The Accumulation Pattern
- Month 1: Flag added for new checkout flow. Clean, temporary.
- Month 3: Checkout flow fully shipped. Flag still active "just in case."
- Month 6: New developer finds the flag. Assumes it's still needed. Adds their feature behind the same flag because "it's the checkout flag."
- Month 9: Now the flag controls the checkout flow AND the payment method selection. Removing it requires understanding two features.

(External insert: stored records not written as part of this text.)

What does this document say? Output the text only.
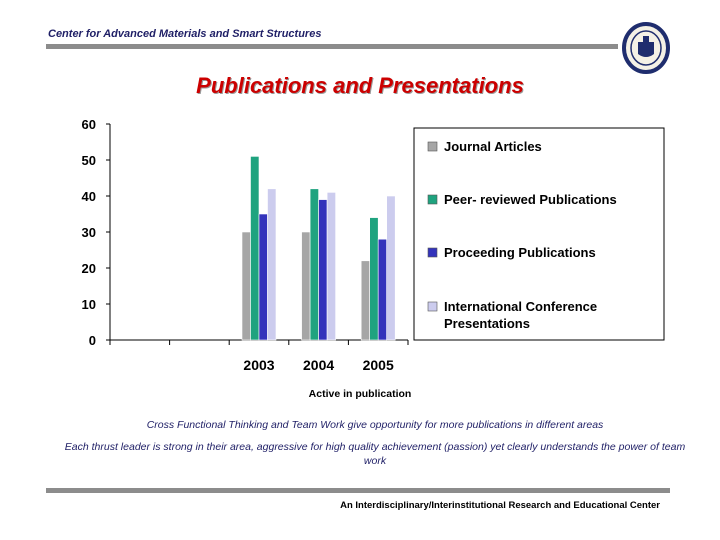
Center for Advanced Materials and Smart Structures
Publications and Presentations
0
10
20
30
40
50
60
2003 2004 2005
Journal Articles
Peer- reviewed Publications
Proceeding Publications
International Conference
Presentations
Active in publication
Cross Functional Thinking and Team Work give opportunity for more publications in different areas
Each thrust leader is strong in their area, aggressive for high quality achievement (passion) yet clearly understands the power of team work
An Interdisciplinary/Interinstitutional Research and Educational Center
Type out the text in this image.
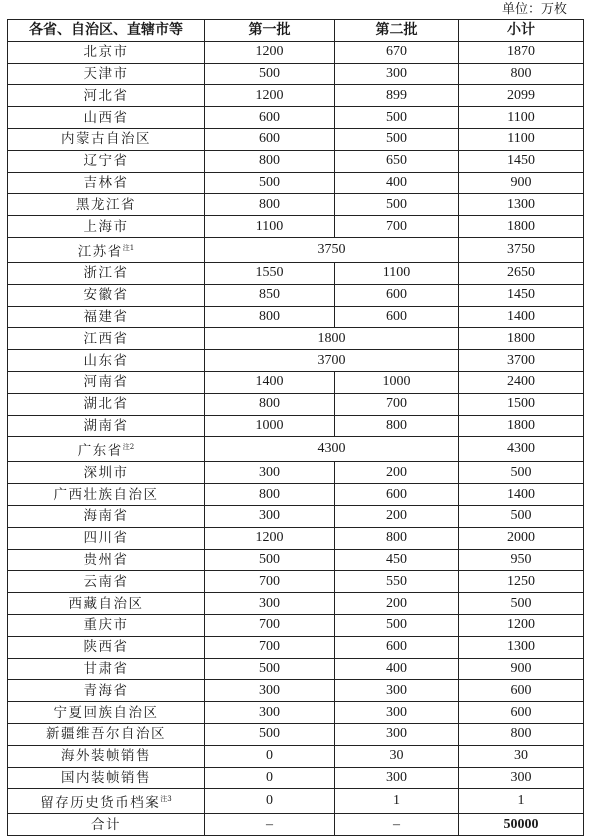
单位：万枚
各省、自治区、直辖市等	第一批	第二批	小计
北京市	1200	670	1870
天津市	500	300	800
河北省	1200	899	2099
山西省	600	500	1100
内蒙古自治区	600	500	1100
辽宁省	800	650	1450
吉林省	500	400	900
黑龙江省	800	500	1300
上海市	1100	700	1800
江苏省$^{注1}$	3750		3750
浙江省	1550	1100	2650
安徽省	850	600	1450
福建省	800	600	1400
江西省	1800		1800
山东省	3700		3700
河南省	1400	1000	2400
湖北省	800	700	1500
湖南省	1000	800	1800
广东省$^{注2}$	4300		4300
深圳市	300	200	500
广西壮族自治区	800	600	1400
海南省	300	200	500
四川省	1200	800	2000
贵州省	500	450	950
云南省	700	550	1250
西藏自治区	300	200	500
重庆市	700	500	1200
陕西省	700	600	1300
甘肃省	500	400	900
青海省	300	300	600
宁夏回族自治区	300	300	600
新疆维吾尔自治区	500	300	800
海外装帧销售	0	30	30
国内装帧销售	0	300	300
留存历史货币档案$^{注3}$	0	1	1
合计	–	–	50000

- Month 12: Nobody dares remove it. It's load-bearing.
Why It's Dangerous
Combinatorial Complexity
10 boolean feature flags create 1,024 possible states. Your test suite covers maybe 20 of them. The other 1,004 are untested and potentially broken.
Dead Code That Isn't Dead
The "off" path of a fully-rolled-out flag is dead code. Except it's not dead — it's dormant. Someone might flip the flag during an incident. That dormant code path hasn't been tested in months. Good luck.
Cognitive Overhead
Every feature flag is a branch in the developer's mental model. "Does this function behave differently with the flag on?" is a question they have to ask for every flag-controlled code path they encounter.
Detection
Code intelligence can detect feature flag debt:
- Flags that have been 100% enabled for >30 days (safe to remove)
- Flags that control multiple unrelated features (need decomposition)
- Flags with no associated test for the "off" state (risk if toggled)
- Flags that appear in >10 files (deeply embedded, high removal cost)
The fix is a regular cleanup cadence: every sprint, remove 2-3 fully-shipped flags. But you can't clean up what you can't find — and in a large codebase, flag debt is invisible without analysis.